Three coordinators of the quota reform movement were picked up from the Gonoshasthaya Nagar Hospital in Dhaka on 26 July afternoon. They are Nahid Islam, Asif Mahmud and Abu Baker.

Nahid and Asif were undergoing medical treatment there while Baker was accompanying them.

On the next evening, the DB picked up two more coordinators - Sarjis Alam and Hasnat Abdullah. Then in the crack of dawn on Sunday, another coordinator  Nusrat Tabassum was detained from her relative’s residence in Mirpur in the city.

Since then, the six coordinators were kept at the DB office at Minto Road in the city.

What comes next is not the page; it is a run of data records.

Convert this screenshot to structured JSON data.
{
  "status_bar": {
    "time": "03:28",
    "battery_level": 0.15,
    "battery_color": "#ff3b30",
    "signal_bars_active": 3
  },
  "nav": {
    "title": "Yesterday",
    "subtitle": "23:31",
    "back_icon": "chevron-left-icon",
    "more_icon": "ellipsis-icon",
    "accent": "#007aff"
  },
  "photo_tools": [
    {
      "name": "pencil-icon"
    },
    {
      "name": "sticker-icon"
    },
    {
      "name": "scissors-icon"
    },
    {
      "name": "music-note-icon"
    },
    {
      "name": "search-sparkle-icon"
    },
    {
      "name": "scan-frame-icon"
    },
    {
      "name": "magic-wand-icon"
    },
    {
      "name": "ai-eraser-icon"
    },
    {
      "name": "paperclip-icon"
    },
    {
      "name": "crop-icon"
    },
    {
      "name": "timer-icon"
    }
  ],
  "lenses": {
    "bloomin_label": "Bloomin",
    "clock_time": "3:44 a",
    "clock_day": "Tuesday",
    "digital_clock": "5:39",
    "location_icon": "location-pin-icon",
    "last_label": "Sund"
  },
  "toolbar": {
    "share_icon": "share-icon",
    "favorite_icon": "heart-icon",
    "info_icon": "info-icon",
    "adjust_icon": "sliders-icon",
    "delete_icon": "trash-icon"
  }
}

DB claimed that they picked up the coordinators and kept them at safe custody as they were feeling insecure.

Earlier, following the students’ countrywide complete shutdown programme and subsequent clashes, Nahid Islam was picked up from his friend’s residence in the Nandipara area of Khilgaon on 19 July.

One day later, he was left in the Purbachal area of the city, with injuries in different parts of his body. He had since been receiving treatment at the Gonoshasthaya Nagar Hospital.

The two other coordinators – Asif and Abu Baker – were also abducted on the same day, and were released five days later. Asif had also been receiving treatment at the hospital since then, while Abu Baker was accompanying him there.

Two lawyers, Manjul Al-Matin and Ainunnahar Siddika, filed a writ on Monday seeking the releases of the six coordinators and the court’s directives on not firing live bullets on the protestors across the country.

The writ was heard at the double bench on Monday and Tuesday and it was on serial no. 10 on the cause list for Wednesday.

A court source said the hearing could not be held on Wednesday as one of the double bench justices, SM Masud Hossain Dolon, took two days’ leave for Wednesday and Thursday due to illness.